Common Interest Agreement Merger

In a lengthy 4-2 decision, the New York Court of Appeals struck down the State Department and rejected the Interim Court of Appeals` attempt to extend the scope of the doctrine of common interest to communications that do not involve ongoing or reasonably expected litigation. [7] Thus, in Ambac, the Court of Appeals held, as in the boA-Countrywide submissions, that if the application is not met, the doctrine of the common interest does not apply to merger communications, although such communications are made to pursue a common purpose (concluding the merger). [8] The applicant`s theory that the documents were privileged was based on the argument that the documents had been established in favour of the applicant, the applicant`s parent company and the third party (which subsequently merged with the applicant`s parent company). The documents were a series of diagrams and other work products describing the nature of the distribution agreement between the complainant and the defendant and describing how best to „exploit“ them in the merger. The documents were prepared and shared with the applicant`s parent company by counsel for the third entity after the merger agreement was implemented, but prior to the completion of the merger. In order for the documents to remain privileged, the applicant had to demonstrate that a common interest applies to the protection of the disclosed documents.
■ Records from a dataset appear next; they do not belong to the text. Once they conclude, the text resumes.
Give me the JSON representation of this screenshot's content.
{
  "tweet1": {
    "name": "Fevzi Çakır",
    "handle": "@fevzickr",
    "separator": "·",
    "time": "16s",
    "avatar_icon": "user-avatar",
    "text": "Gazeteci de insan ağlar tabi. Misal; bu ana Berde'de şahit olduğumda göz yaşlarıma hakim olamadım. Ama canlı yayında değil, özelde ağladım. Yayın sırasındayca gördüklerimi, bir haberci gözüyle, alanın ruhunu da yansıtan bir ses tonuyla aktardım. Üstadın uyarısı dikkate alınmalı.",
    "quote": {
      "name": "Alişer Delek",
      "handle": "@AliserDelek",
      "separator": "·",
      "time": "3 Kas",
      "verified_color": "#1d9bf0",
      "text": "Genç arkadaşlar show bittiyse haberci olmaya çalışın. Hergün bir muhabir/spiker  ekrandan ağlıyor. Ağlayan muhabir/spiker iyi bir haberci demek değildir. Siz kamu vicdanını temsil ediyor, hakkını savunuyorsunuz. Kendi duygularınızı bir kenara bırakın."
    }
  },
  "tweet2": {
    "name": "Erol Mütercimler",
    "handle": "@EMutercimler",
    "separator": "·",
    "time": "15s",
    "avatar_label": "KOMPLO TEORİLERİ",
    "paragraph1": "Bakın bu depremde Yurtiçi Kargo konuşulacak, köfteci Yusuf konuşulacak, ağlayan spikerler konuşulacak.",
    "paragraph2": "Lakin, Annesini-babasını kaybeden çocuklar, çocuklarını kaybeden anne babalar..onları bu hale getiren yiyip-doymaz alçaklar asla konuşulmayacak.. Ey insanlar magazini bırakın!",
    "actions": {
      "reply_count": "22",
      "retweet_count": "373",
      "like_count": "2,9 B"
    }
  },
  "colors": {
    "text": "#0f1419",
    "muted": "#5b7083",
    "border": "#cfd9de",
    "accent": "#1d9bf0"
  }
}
The court defined the purpose as „all documents containing information or analysis on the status of the [enforcement] authority verification process, including, but not limited to: the status of the ongoing dialogue and discussions between [the defendant] and [the Agency]; The general nature and status of the agency`s feedback; The status of the sales process for potential … divestitures related to this merger; report and updated on the state of the merger and [the Agency] other review process … Executives and staff who… Merger (including lawyers). It appears that the Delaware courts, and more recently the Supreme Court, have a narrow view of what constitutes sufficient legal interest to invoke the doctrine of the common interest, at least in the context of late disclosure of concentrations.